Inverse Analysis of Experimental Scale Turbidity Currents Using Deep
Learning Neural Networks
Abstract
Despite the importance of turbidity currents in environmental and
resource geology, their flow conditions and mechanisms are not well
understood. This study proposes a novel method for the inverse analysis
of turbidity currents using a deep learning neural network (DNN) to
better explore the properties of turbidity currents. The aim of this
study is to verify the DNN inverse method using numerical and flume
experiment datasets. Numerical datasets of turbidites were generated
with a forward model.
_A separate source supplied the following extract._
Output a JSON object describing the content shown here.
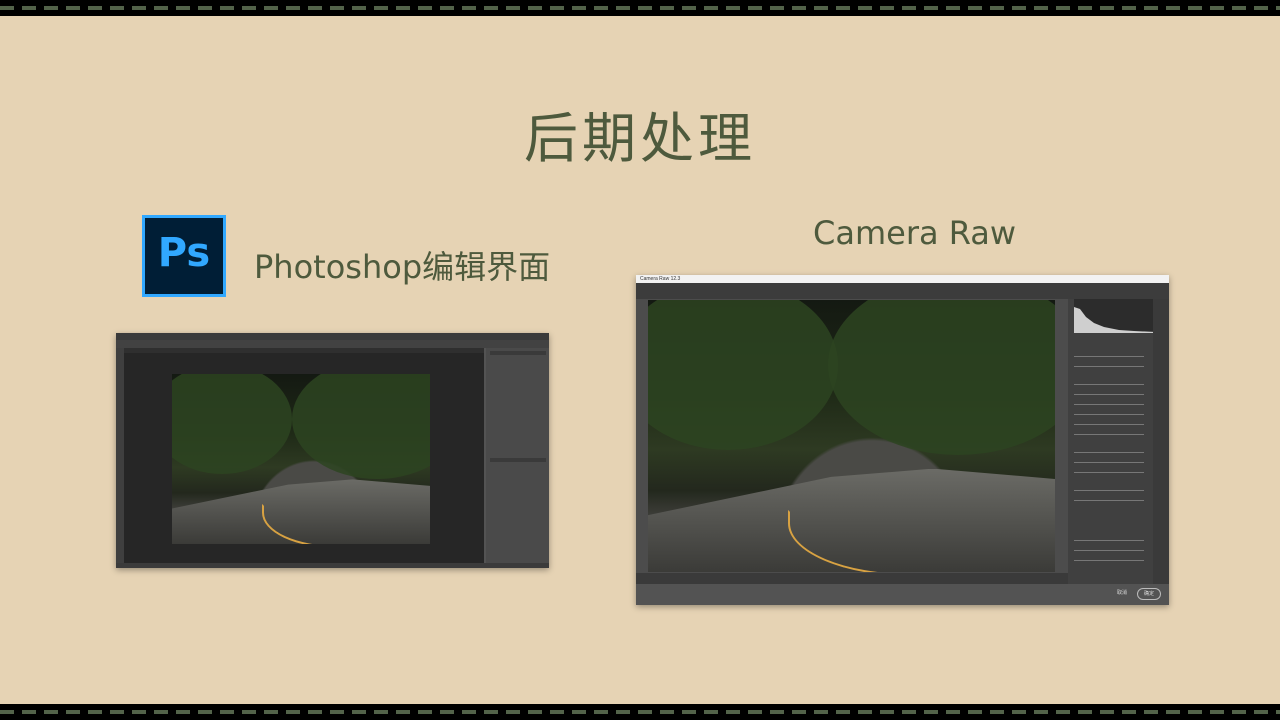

Then, the DNN model was trained to find the
functional relationship between flow conditions and turbidites by
processing the numerical datasets. The performance of the trained DNN
model was evaluated with 2000 numerical test datasets and 5 experiment
datasets. Inverse analysis results on numerical test datasets indicated
that flow conditions can be reconstructed from depositional
characteristics of turbidites. For experimental turbidites, spatial
distributions of grain size and thickness were consistent with the
sample values. Concerning hydraulic conditions, flow depth H,
layer-averaged velocity U, and flow duration Td were reconstructed with
a certain level of deviation. Greater discrepancies between the measured
and reconstructed values of flow concentration were observed relative to
the former three parameters (H, U, Td), which may be attributed to
difficulties in measuring the flow concentration during experiments. The
precision of the reconstructions for experimental datasets was estimated
using Jackknife resampling. Although the DNN model did not provide
perfect reconstruction, it proved to be a significant advance for the
inverse analysis of turbidity currents.